Today is the United Nations declared International Day for the Elimination of Violence against Women and Children – and the start of 16 days of Activism.
The 2016 theme is Orange Your World: Raise money to end violence against women and girls. Today is also White Ribbon Day, a campaign that encourages men to stand up and take action to end men’s violence against women. While there has been significant focus on the issue of men’s violence against women and children in recent years, little has changed. To date this year, 68 Australian women have been killed by men. Beyond that figure, many more women have been abused – most of whom, we know nothing about. They are living in fear.
The statistics cannot be ignored:
- Women are three times more likely than men to experience violence from an intimate partner and intimate partner violence is the biggest contributor to ill health and premature death in women aged 15–44.
- One in three women have experienced physical violence; one in five have experienced sexual violence; and one in four have experienced intimate partner violence, since the age of 15.
- Domestic violence is the largest driver of homelessness for women.
- Violence against women costs the Australian economy $21.7 billion per year.

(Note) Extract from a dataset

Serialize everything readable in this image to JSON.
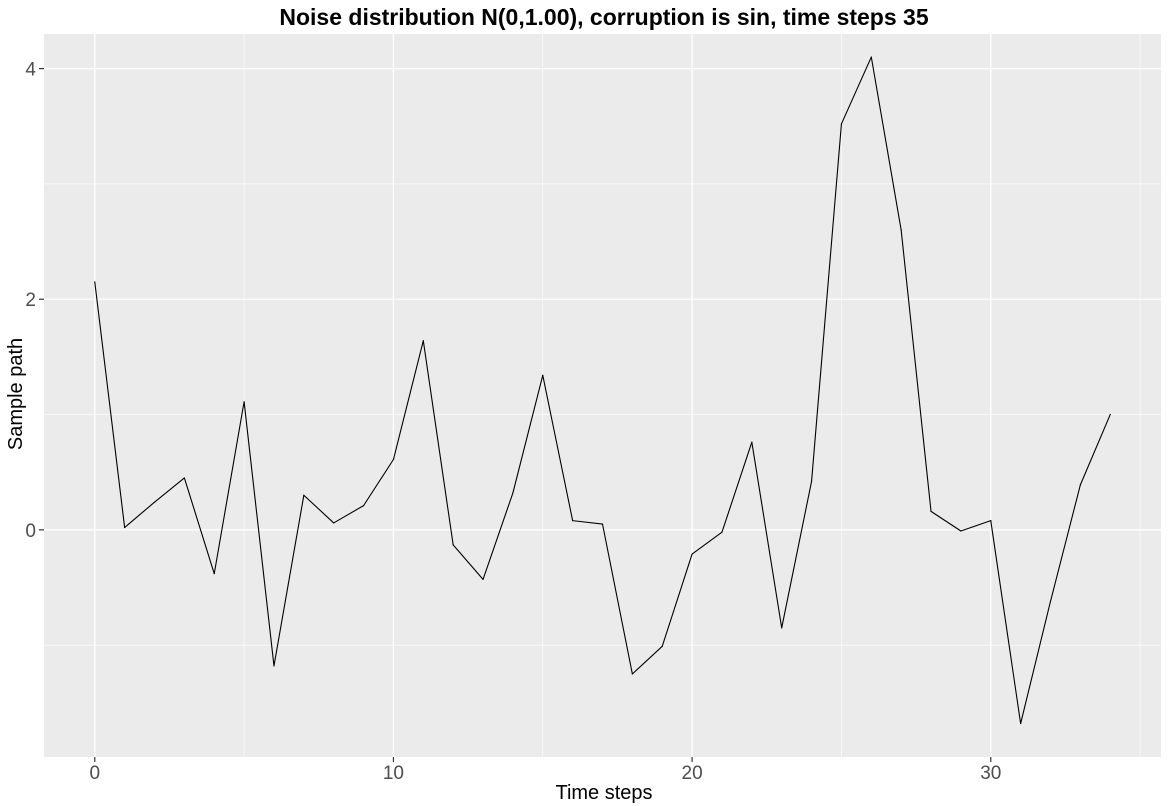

Yes, men can also be victims – and regardless of gender, violence is always unacceptable. But ‘what about men’ conversations do nothing to address what is the national crisis of violence against women.

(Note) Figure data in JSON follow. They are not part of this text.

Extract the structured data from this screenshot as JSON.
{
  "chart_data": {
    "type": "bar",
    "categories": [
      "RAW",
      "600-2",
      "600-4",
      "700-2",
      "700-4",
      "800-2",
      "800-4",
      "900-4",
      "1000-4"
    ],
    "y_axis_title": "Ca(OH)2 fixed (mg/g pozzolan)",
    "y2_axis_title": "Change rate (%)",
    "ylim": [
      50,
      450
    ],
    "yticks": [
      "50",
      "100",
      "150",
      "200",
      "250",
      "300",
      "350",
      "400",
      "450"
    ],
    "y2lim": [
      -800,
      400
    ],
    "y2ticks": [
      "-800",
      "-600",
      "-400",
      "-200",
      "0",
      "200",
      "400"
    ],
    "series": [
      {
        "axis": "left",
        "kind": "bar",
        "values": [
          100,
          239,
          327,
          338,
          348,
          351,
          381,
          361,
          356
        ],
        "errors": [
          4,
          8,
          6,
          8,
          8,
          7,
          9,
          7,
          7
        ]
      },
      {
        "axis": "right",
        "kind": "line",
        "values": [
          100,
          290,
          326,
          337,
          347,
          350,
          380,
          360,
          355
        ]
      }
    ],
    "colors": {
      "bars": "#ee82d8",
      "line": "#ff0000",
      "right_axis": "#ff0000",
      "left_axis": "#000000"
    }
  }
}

The statistics cannot be ignored. Men are more likely to be victims at the hands of other men in public places, while women mostly experience violence from males known to them. The majority of violent acts, against both genders, are perpetrated by men and the majority of rape and sexual assaults are perpetrated by men against women. Our society allows appalling attitudes towards women to exist, and every girl and woman is affected by gender inequality. There is much evidence to show this inequality is the driver of men’s violence towards women. The solution rests with creating a world where girls and women are given equal support to participate in society. This week, we will see various governments commit to plans to address this crisis – but we need to see them take heed of the 2016 activism theme, and funding needs to be sufficient.